Álvaro Uribe asks to protect the human rights of the police officers 2:47
Tensions have barely dissipated in Colombia after President Iván Duque withdrew a controversial tax reform proposal this weekend.
In six days of protests, at least 24 people died and hundreds were injured.
Now, the demonstrations have become a popular display of broader anger.
Thousands of people continue to take to the streets to protest against police brutality and the economic cost of the pandemic amid Colombia's extreme inequality.
As both problems are common in South America, and have been exacerbated by the pandemic, many international observers are closely watching Colombia's cycle of protests for signs of deeper regional effects.
What is happening in Colombia?
Tax reform, protests, militarization of cities and threats to the UN
Protests in Colombia: a tale with an economic moral
Duque was the region's first president to launch a tax reform to help his country's economy, devastated by the pandemic, regain its shape.
But the stiff opposition from Colombia's labor unions and social movements is a warning to any other president planning to follow a similar route.
Minute by minute of the situation in Colombia: after a violent night in several cities, a new day of the national strike begins
While both the European Union and the United States have carried out huge investment plans to rebuild their economies after the pandemic, many countries like Colombia, where the economy depends on exports and is already burdened by mounting foreign debt, do not they have the capacity to undertake a similar expansion plan.
Those countries need to increase revenue through taxes in order to spend and even maintain vital social programs such as cash support for the unemployed and lines of credit for businesses fighting the pandemic.
Before withdrawing his tax reform plan, Duque stressed that it was vitally important for the state to increase its tax revenue.
"The reform is not a whim, it is a necessity for social programs to continue working," he said.
But critics argued that tax increases, such as a proposed VAT increase on everyday goods, would disproportionately affect the middle and working classes and increase inequality even further.
Their concerns took root in an economy already decimated by COVID-19, where frustration has been mounting as record spikes in cases and deaths prompted authorities to impose new lockdowns, stifling the vast informal labor market in the country. country.
More than 3.6 million Colombians fell back into poverty during the pandemic according to recent figures released by the country's statistics authority, while the number of families who cannot afford to eat three times a day tripled in the same period. of time.
But the tax increase now withdrawn will leave a big hole in state finances, and the Duque government will have to look for alternatives to try to pass reforms to repair the very inequality that currently fuels much discontent.

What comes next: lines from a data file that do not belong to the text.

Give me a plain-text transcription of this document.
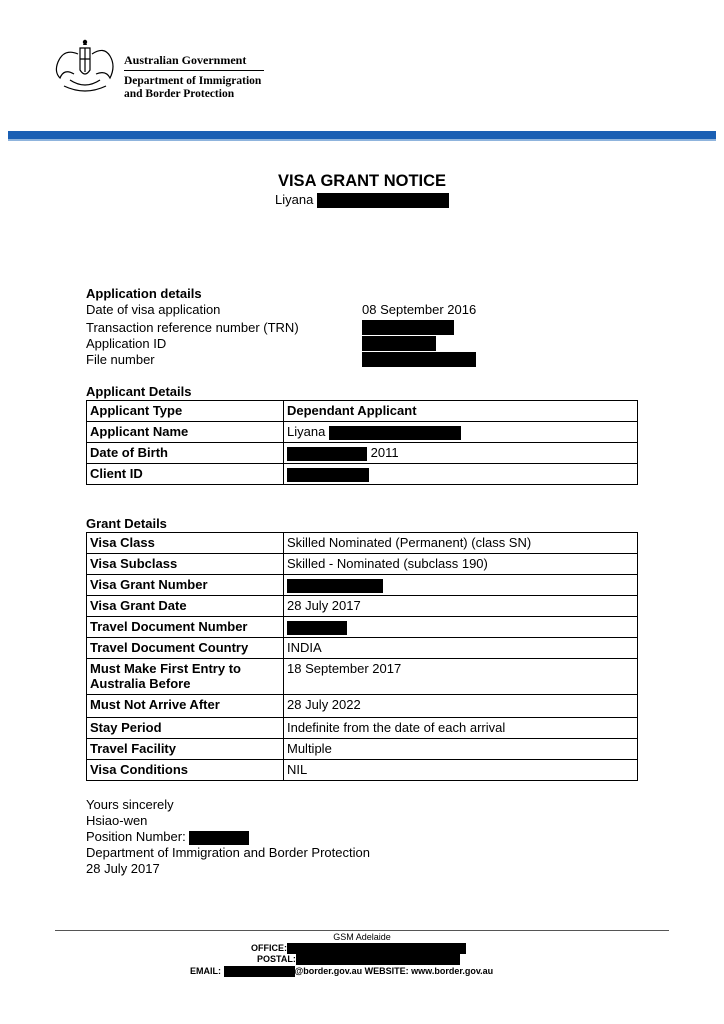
Australian Government
Department of Immigration
and Border Protection
VISA GRANT NOTICE
Liyana
Application details
Date of visa application	08 September 2016
Transaction reference number (TRN)
Application ID
File number
Applicant Details
Applicant Type	Dependant Applicant
Applicant Name	Liyana
Date of Birth	2011
Client ID	
Grant Details
Visa Class	Skilled Nominated (Permanent) (class SN)
Visa Subclass	Skilled - Nominated (subclass 190)
Visa Grant Number	
Visa Grant Date	28 July 2017
Travel Document Number	
Travel Document Country	INDIA
Must Make First Entry to Australia Before	18 September 2017
Must Not Arrive After	28 July 2022
Stay Period	Indefinite from the date of each arrival
Travel Facility	Multiple
Visa Conditions	NIL
Yours sincerely
Hsiao-wen
Position Number:
Department of Immigration and Border Protection
28 July 2017
GSM Adelaide
OFFICE:
POSTAL:
EMAIL:	@border.gov.au WEBSITE: www.border.gov.au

What is Esmad, Colombia's Mobile Anti-Riot Squad, and why is it so controversial?
Human rights concerns
Ongoing protests in Colombia have also sparked fear and outrage over the treatment of protesters by law enforcement, a concern shared by human rights organizations and foreign observers.
"We are here because it may seem like a paradox, but in the midst of a pandemic our government is literally attacking our lives," Joana Ivanazca Salgado, a 43-year-old artist who participated in the protests in Bogotá last week, told CNN.

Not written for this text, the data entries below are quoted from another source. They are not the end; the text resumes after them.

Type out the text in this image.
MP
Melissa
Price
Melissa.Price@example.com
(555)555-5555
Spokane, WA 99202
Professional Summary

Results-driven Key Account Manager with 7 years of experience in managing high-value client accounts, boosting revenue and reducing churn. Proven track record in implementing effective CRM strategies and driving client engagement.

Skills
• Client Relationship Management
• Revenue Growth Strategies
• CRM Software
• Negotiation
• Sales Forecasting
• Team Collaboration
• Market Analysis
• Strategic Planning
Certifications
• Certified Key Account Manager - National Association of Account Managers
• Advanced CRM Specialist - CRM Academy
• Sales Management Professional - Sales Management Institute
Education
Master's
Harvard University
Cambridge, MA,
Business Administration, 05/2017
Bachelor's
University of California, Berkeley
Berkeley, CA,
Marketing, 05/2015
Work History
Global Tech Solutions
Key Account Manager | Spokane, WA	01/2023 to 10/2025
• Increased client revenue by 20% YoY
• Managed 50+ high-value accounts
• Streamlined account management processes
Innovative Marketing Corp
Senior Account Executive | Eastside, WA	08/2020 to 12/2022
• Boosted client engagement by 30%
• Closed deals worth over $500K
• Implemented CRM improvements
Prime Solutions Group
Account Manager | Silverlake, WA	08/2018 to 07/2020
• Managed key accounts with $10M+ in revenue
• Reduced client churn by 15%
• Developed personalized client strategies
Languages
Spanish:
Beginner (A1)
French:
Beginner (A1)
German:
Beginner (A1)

Alarming images from Colombia reveal brutal response to protesters, says Amnesty International
Ivanazca was referring to the growing death toll left by the protests: according to the Colombian Ombudsman on Monday, at least 19 people, including a policeman, have been killed since the protests began and at least 89 people have disappeared.
Videos of riot police using tear gas and batons against protesters have gone viral on social media, spreading beyond large cities and across the country.
Far from stopping the protests, the alleged police brutality has become a focal point for the protesters, who, after ending the tax reform plan, are now calling for a full investigation into the deaths.
Human rights NGOs say the actual death toll could be much higher and have asked the president to stop the police from using excessive force.
But the Colombian government has so far defended the actions of the police and blamed groups of rioters and organized crime for the violence.
In particular, the army has been deployed in the city of Cali, which has seen the worst of the violence so far and where a team from the UN Human Rights Committee said they encountered police fire, although it did not believe they were a target. direct.
The Cali police department says they are investigating allegations of use of excessive force.
Peaceful demonstration in Cali against tax reform 1:49
Multilateral organizations, foreign ambassadors and even Colombian pop star Shakira have issued statements of concern about the response from law enforcement: on Tuesday, the US State Department publicly urged "maximum restraint by public forces to avoid further loss of life. '
From Shakira to Justin Bieber, celebrities speak out on the protests in Colombia
At dawn on Wednesday, the mayor of Bogotá, Claudia López, made a tearful cry to all parties to stop the violence: “I beg Bogotá and Colombia to stop.
It's been eight days since frankly, by a miracle, we haven't had a death [in Bogotá] until now, "said López.